Сентябрь в Париже прошел великолепно. Никогда мы с Олгреном так хорошо не понимали друг друга. В следующем году я поеду в Чикаго: прощаясь с Олгреном, я была уверена, что снова увижу его. А между тем сердце у меня сжалось, когда я провожала его в Орли. Он прошел таможенный контроль и исчез: это казалось настолько невозможным, что возможным становилось все, даже – и это, пожалуй, главное – никогда его больше не увидеть. В Париж я возвращалась на такси: мелькавшие наверху красные огни пророчили мне страшное несчастье.

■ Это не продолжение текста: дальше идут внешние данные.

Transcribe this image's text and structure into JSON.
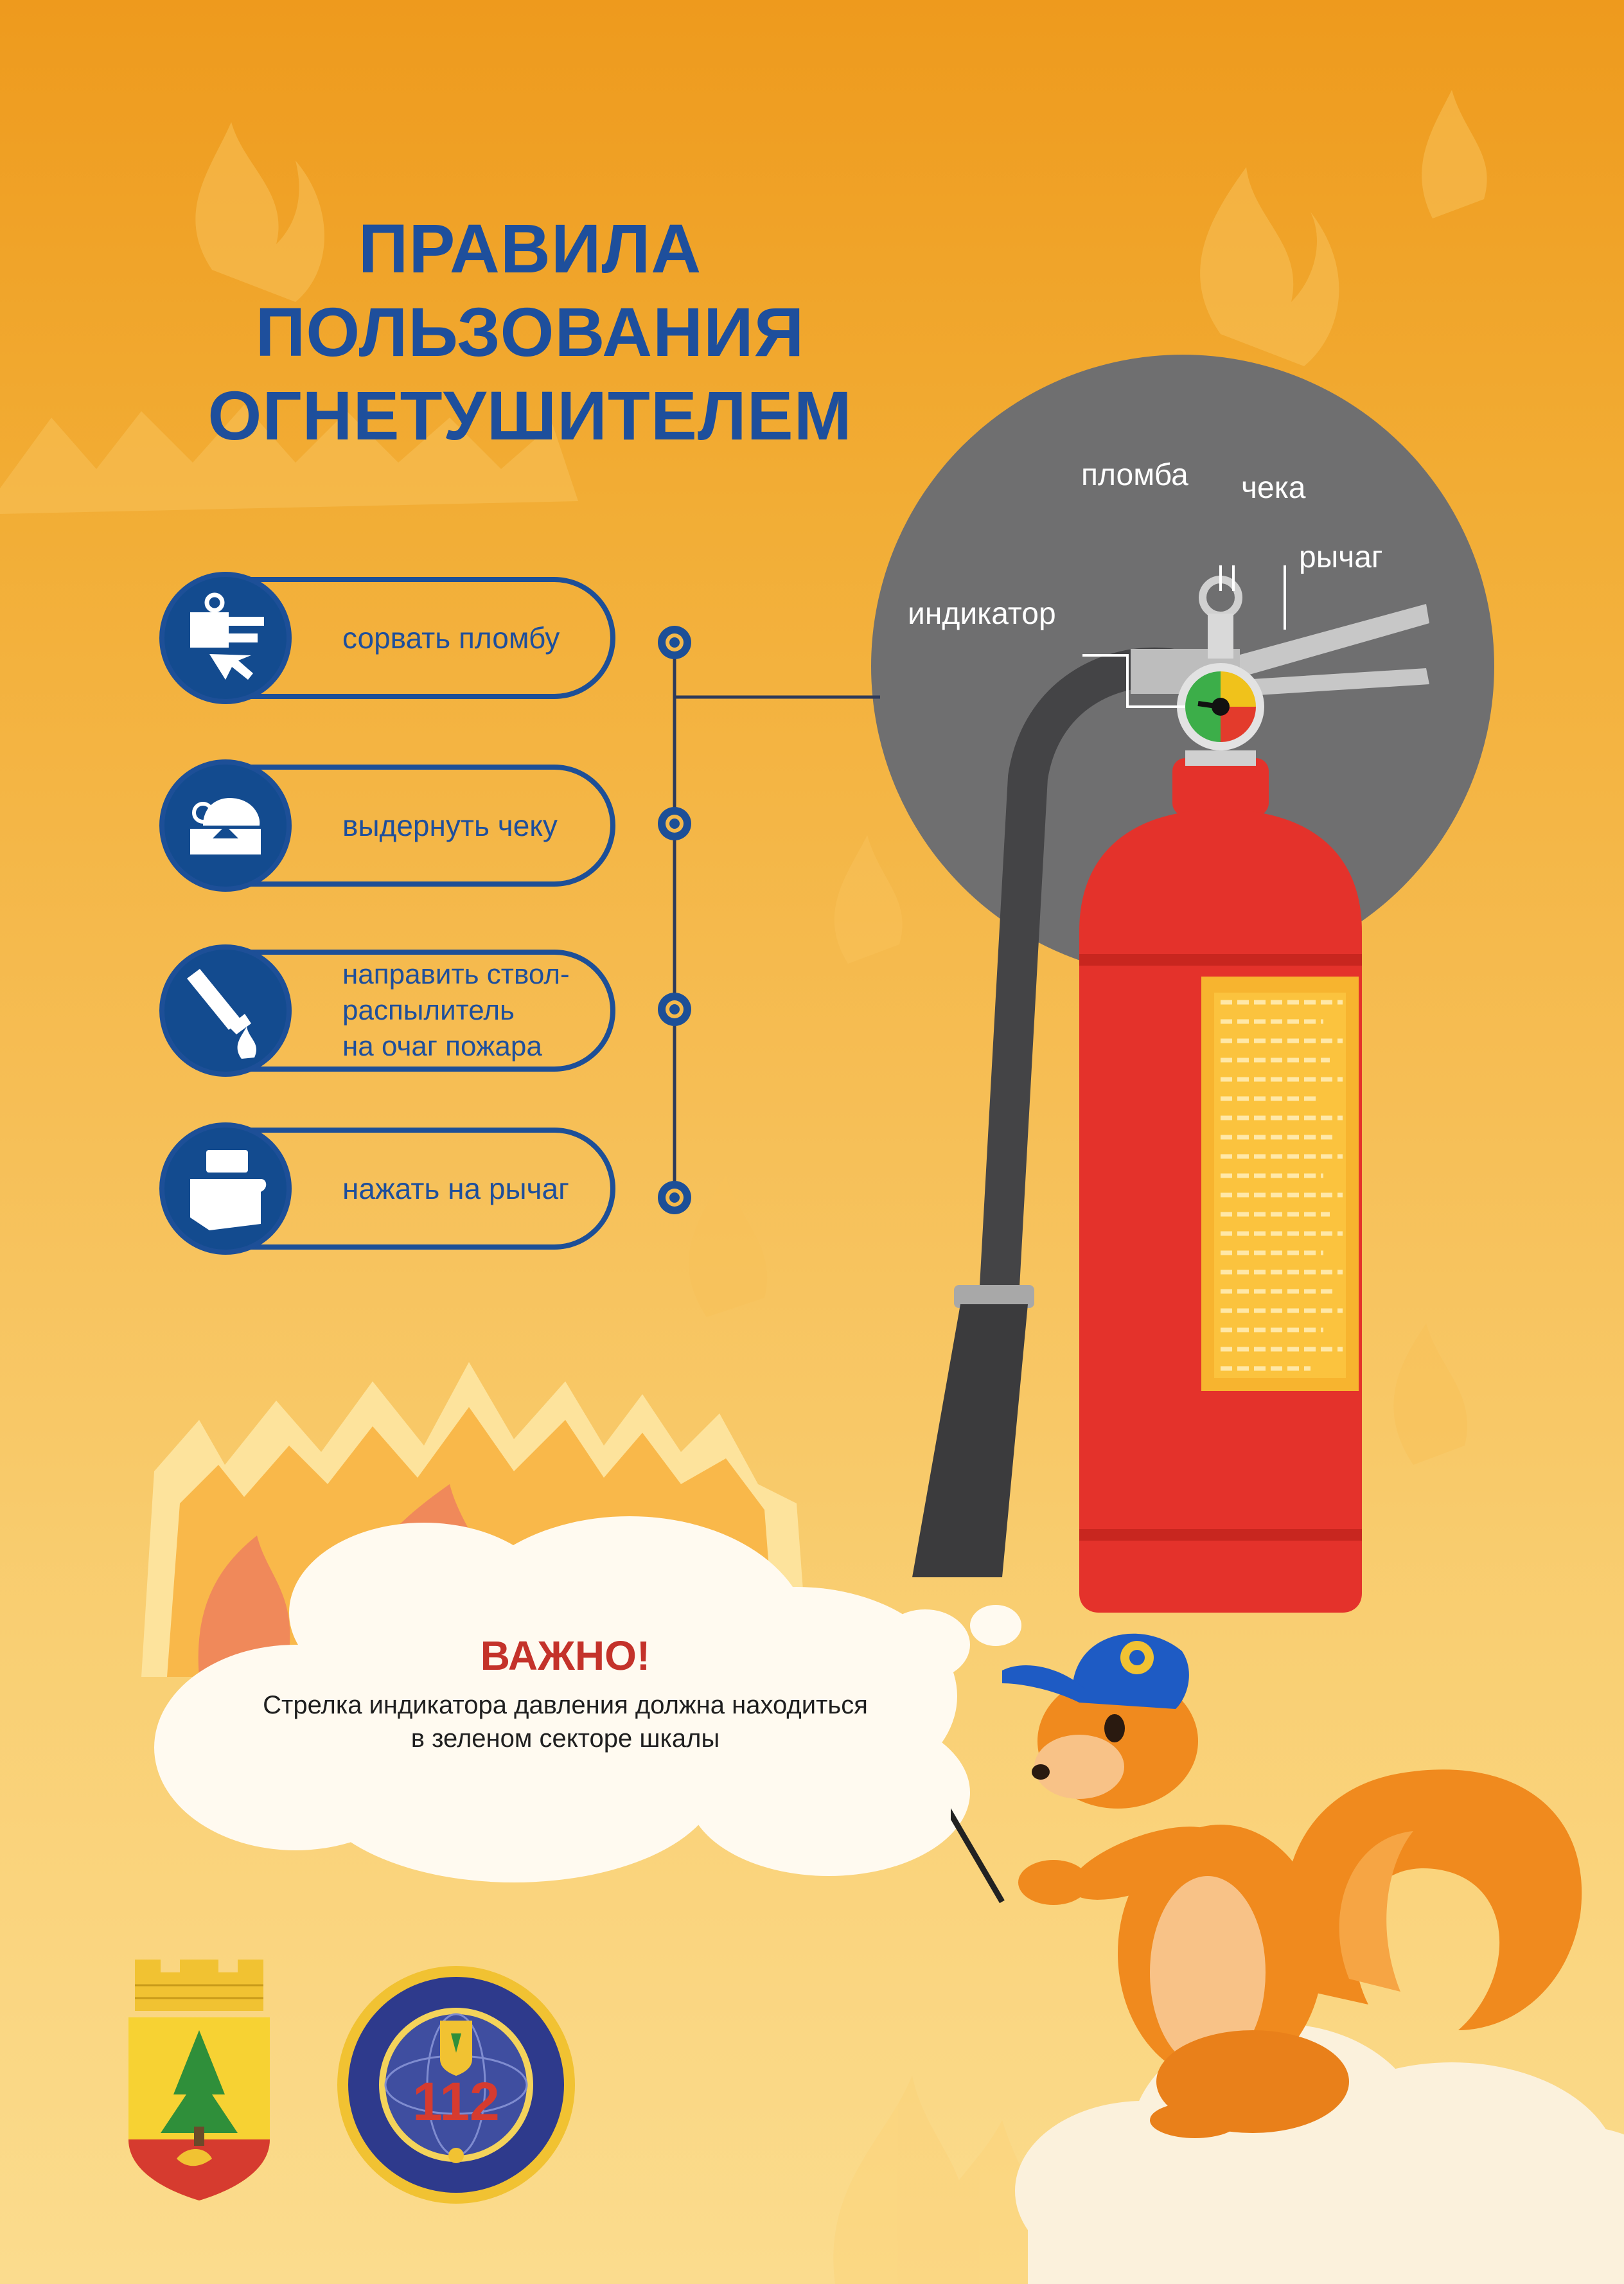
{
  "poster": {
    "title_lines": [
      "ПРАВИЛА",
      "ПОЛЬЗОВАНИЯ",
      "ОГНЕТУШИТЕЛЕМ"
    ],
    "colors": {
      "background_top": "#ee9a1d",
      "background_bottom": "#fbdc8e",
      "title_blue": "#1e4f9c",
      "accent_red": "#c4322a",
      "extinguisher_red": "#e4322b"
    }
  },
  "steps": [
    {
      "label": "сорвать пломбу",
      "icon": "seal-break-icon"
    },
    {
      "label": "выдернуть чеку",
      "icon": "pull-pin-icon"
    },
    {
      "label": "направить ствол-\nраспылитель\nна очаг пожара",
      "icon": "aim-nozzle-icon"
    },
    {
      "label": "нажать на рычаг",
      "icon": "press-lever-icon"
    }
  ],
  "parts": {
    "seal": "пломба",
    "pin": "чека",
    "lever": "рычаг",
    "indicator": "индикатор"
  },
  "warning": {
    "title": "ВАЖНО!",
    "text": "Стрелка индикатора давления должна находиться\nв зеленом секторе шкалы"
  },
  "emblems": {
    "edds": {
      "number": "112"
    }
  }
}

Я ошиблась. Первое письмо Олгрена было преисполнено радости. Во время остановки в Гандере из одного журнала он узнал, что получил Пулицеровскую премию. Коктейли, интервью, радио, телевидение: Нью-Йорк чествовал его. Один друг отвез Олгрена на машине в Чикаго. Он радовался своему путешествию в Европу и радовался возвращению домой. «Мы ехали всю субботу и все воскресенье, – писал он мне, – и это было чудесно: вновь увидеть американские деревья, огромное американское небо, огромные американские реки и долины. Америка не такая красочная страна, как Франция, она не берет вас за сердце, подобно маленьким красным крышам, которые видишь, когда подъезжаешь к Парижу на поезде или пролетаешь над ними в самолете Марсель – Париж. И не такая ужасная, как Марракеш с его серо-зеленым светом. Зато она обширна, там тепло и легко, спокойно, и дремотно, и неспешно. Я был доволен, что принадлежу ей, и почувствовал некое облегчение при мысли, что, куда бы я ни поехал, в эту страну я всегда смогу вернуться».
Он повторял, что ждет меня, и я снова прониклась уверенностью.
Первый том «Второго пола» был опубликован в июне; в мае в «Тан модерн» появилась глава о «сексуальном посвящении женщины», за которой в июне и июле последовали главы, где говорилось о «лесбиянстве» и о «материнстве». В ноябре у Галлимара вышел второй том.
Я уже говорила, как зачиналась эта книга: почти случайно. Решив рассказать о себе, я поняла, что мне следует описать положение женщины. Сначала я рассматривала мифы, созданные мужчинами, на основании космологии, религий, суеверий, идеологий, литератур. Я пыталась упорядочить открывшуюся мне картину, на первый взгляд противоречивую; в любом случае мужчина представлял себя Субъектом, а женщину рассматривал как объект, как Другого. Такое притязание объяснялось, разумеется, историческими обстоятельствами, и Сартр сказал мне, что я должна указать также на психологические мотивы этого явления. Мы долго все обсуждали, я колебалась, ибо не собиралась писать столь объемную работу. Однако мое исследование мифов действительно повисало в воздухе, если не раскрыть, какую реальность они прикрывали. Поэтому я погрузилась в книги по истории и психологии. Компиляцией я не ограничивалась, ибо сами ученые, причем и того и другого пола, оказались пропитаны мужскими предрассудками, за их толкованиями я пыталась отыскать точные факты. В историческом плане я выделила несколько мыслей, которых не встречала нигде: историю женщины я связала с историей наследства, то есть она представилась мне откликом на экономическое развитие мужского мира.
Я стала по-новому смотреть на женщину, и моему удивлению не было предела. До чего же странно и увлекательно в сорок лет открыть вдруг определенный аспект мира, который буквально бросается в глаза, хотя никто его почему-то не замечает. Одно из недоразумений, которое породила моя книга, заключалось в том, что все поверили, будто я отрицаю всякое различие между мужчиной и женщиной; напротив, я определила, что именно их разделяет, только я утверждала, что это несходство культурного порядка, а не естественного. Я попыталась последовательно рассказать, каким образом оно создается от самого детства до старости. Я рассматривала возможности, которые этот мир предлагает женщинам, и те, в которых он им отказывает, навязанные им ограничения, их удачи и неудачи, их уход в сторону и самореализацию. Так я выстроила второй том: «Прожитый опыт».